Mr. Calderon’s idea of addressing the issue of plastic straws is laudable. Unfortunately, thinking that passing a law, particularly this law, is wasted effort and doesn’t focus on the real problem. Straws aren’t the problem, it is the fact they are made of plastic! There are simple solutions that don’t require passing a law with possible jail time for an offense. Offering paper straws for one.

The statistics concerning the volume of plastic debris on land and in the oceans are so astronomical that most people cannot truly comprehend them. This is especially true when one considers that every piece of plastic made and not recycled still exists. That simple statement takes weeks to really sink in.

The agony caused by just one piece of plastic thrown into the sea is devastating.

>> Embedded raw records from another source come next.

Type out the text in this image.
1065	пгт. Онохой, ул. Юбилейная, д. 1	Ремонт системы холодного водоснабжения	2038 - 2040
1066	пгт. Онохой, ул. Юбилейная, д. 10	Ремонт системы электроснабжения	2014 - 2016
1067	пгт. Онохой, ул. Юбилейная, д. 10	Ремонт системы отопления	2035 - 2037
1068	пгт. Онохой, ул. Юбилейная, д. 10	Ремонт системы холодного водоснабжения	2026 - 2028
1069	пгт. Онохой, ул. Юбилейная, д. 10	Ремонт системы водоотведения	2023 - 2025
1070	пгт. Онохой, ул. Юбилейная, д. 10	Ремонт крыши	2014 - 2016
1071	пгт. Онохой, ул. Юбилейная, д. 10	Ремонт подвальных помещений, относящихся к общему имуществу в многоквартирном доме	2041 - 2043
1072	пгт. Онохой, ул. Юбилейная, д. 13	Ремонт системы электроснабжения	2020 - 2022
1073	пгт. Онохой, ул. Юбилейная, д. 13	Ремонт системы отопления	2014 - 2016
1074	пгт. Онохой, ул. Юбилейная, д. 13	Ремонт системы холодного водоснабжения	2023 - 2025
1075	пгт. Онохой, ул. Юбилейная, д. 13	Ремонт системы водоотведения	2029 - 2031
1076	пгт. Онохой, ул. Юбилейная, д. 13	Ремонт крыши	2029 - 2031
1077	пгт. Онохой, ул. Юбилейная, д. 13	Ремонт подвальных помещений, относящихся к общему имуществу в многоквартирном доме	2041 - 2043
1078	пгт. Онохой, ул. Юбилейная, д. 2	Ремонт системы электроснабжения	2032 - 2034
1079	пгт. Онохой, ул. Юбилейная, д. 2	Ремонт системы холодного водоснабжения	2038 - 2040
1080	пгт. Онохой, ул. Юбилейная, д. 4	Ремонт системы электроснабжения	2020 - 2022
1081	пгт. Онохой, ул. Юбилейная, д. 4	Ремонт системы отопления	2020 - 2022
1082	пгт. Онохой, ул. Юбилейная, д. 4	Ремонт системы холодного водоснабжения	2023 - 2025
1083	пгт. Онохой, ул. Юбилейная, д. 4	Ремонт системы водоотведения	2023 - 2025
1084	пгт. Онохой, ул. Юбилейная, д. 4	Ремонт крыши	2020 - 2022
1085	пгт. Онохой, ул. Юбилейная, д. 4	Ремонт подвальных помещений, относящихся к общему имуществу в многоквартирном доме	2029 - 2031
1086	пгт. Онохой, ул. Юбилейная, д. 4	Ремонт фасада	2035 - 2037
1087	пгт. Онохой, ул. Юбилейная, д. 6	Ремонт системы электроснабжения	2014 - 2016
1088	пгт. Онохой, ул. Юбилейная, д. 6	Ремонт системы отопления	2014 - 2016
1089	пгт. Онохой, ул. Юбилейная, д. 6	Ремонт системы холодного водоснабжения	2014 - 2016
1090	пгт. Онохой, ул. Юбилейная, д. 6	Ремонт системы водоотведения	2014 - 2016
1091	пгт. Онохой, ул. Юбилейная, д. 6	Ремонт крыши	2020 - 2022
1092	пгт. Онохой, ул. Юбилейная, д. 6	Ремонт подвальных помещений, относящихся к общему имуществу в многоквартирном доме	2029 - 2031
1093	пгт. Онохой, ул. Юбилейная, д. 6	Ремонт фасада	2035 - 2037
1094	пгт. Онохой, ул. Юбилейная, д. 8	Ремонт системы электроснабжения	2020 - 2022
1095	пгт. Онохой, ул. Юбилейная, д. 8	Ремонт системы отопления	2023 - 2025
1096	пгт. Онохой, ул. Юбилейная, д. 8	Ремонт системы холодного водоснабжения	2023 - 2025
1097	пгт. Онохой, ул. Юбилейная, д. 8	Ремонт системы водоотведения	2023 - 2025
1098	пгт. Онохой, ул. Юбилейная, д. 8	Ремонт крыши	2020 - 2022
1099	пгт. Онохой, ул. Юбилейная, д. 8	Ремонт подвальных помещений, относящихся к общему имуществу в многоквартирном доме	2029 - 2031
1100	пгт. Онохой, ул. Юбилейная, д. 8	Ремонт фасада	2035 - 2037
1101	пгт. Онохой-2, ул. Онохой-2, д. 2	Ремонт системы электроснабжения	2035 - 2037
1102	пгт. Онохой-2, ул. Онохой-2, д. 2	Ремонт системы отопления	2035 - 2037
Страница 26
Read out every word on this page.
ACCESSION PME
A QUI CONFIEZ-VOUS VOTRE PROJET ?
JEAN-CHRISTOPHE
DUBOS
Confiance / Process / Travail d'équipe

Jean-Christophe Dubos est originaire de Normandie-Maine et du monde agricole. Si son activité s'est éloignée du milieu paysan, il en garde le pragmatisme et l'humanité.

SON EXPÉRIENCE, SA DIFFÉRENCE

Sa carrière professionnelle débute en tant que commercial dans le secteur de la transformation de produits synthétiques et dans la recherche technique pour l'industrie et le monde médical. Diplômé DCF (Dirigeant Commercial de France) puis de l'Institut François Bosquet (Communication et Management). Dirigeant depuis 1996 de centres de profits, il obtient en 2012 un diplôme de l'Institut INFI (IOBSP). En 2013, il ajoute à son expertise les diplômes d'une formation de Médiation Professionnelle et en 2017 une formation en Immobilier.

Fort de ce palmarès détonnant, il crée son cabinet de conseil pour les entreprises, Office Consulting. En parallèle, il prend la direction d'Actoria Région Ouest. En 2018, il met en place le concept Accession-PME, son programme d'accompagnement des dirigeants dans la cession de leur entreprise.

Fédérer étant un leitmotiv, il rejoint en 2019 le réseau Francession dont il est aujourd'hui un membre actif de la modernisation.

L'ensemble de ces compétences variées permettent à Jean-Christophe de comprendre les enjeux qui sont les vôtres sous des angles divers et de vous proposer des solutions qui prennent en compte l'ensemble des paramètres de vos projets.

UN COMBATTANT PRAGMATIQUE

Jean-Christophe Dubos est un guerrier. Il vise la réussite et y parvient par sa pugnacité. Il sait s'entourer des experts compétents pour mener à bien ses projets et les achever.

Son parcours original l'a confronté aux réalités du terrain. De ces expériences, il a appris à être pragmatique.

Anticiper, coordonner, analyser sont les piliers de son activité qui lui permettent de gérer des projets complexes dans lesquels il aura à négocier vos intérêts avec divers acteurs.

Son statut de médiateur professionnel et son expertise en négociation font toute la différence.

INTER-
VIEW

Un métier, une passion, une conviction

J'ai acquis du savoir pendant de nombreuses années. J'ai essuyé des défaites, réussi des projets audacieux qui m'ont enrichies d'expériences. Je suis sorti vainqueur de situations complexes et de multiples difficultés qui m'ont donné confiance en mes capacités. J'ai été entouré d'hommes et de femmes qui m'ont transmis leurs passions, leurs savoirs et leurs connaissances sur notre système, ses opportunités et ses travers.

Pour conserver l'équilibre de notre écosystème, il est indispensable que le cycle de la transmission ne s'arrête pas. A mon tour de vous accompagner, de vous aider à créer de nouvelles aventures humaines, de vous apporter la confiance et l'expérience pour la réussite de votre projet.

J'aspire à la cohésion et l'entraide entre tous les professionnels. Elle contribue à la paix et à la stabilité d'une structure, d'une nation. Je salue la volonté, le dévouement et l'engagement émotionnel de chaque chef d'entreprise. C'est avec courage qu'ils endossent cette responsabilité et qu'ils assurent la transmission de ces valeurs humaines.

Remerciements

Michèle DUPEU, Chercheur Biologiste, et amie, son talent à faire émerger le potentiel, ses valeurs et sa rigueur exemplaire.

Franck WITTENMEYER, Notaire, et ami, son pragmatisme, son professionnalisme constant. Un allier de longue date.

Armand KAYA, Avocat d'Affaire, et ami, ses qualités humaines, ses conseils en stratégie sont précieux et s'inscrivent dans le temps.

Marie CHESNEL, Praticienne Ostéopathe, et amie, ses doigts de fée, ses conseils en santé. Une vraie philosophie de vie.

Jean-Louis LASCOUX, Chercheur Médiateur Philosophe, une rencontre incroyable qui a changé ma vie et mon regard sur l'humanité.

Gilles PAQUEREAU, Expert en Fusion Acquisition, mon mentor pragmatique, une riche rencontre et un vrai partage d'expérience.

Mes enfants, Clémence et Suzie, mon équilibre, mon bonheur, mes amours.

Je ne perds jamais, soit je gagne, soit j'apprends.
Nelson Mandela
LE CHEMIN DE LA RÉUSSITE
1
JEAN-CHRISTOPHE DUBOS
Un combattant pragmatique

This turtle writhes in pain as a drinking straw is pulled from its nose. Sadly, this is all too common. As the Social Director of  Sailors for the Seas  points out, “Straws may be small, but they are wreaking havoc on our oceans and proving to be deadly to marine life.”

We don’t need more laws, we need a change in our approach and attitudes towards plastics.  Here are the New Rules:

  1. Convenience is no longer a justification to ruin the environment.
  2. Manufacturers – If a company manufactures a product packaged with plastics, that company’s responsibility shouldn’t end with a purchase. If anything, companies should be more responsible than ever to find newer, better ways to reduce plastic in the packaging of products entering the supply chain.
  3. Consumers – It’s time for consumers to take responsibility and become part of the solution. Consider most plastic bags are used for less that 30 minutes and take hundreds of years to disappear. Do you really need a plastic bag for an item you can easily carry out of the store?
  4. Retailers – Stop offering plastic bags with little ‘rhyme or reason’ … train your baggers and checkers to ASK if a plastic bag is wanted or needed.
  5. Greenwashing – Offering reusable bags and sticking them in a corner where customers can’t see them is a form of greenwashing. It isn’t enough for retailers, convenience stores, and grocers to offer the reusable bags without a concerted effort to get consumers to use them.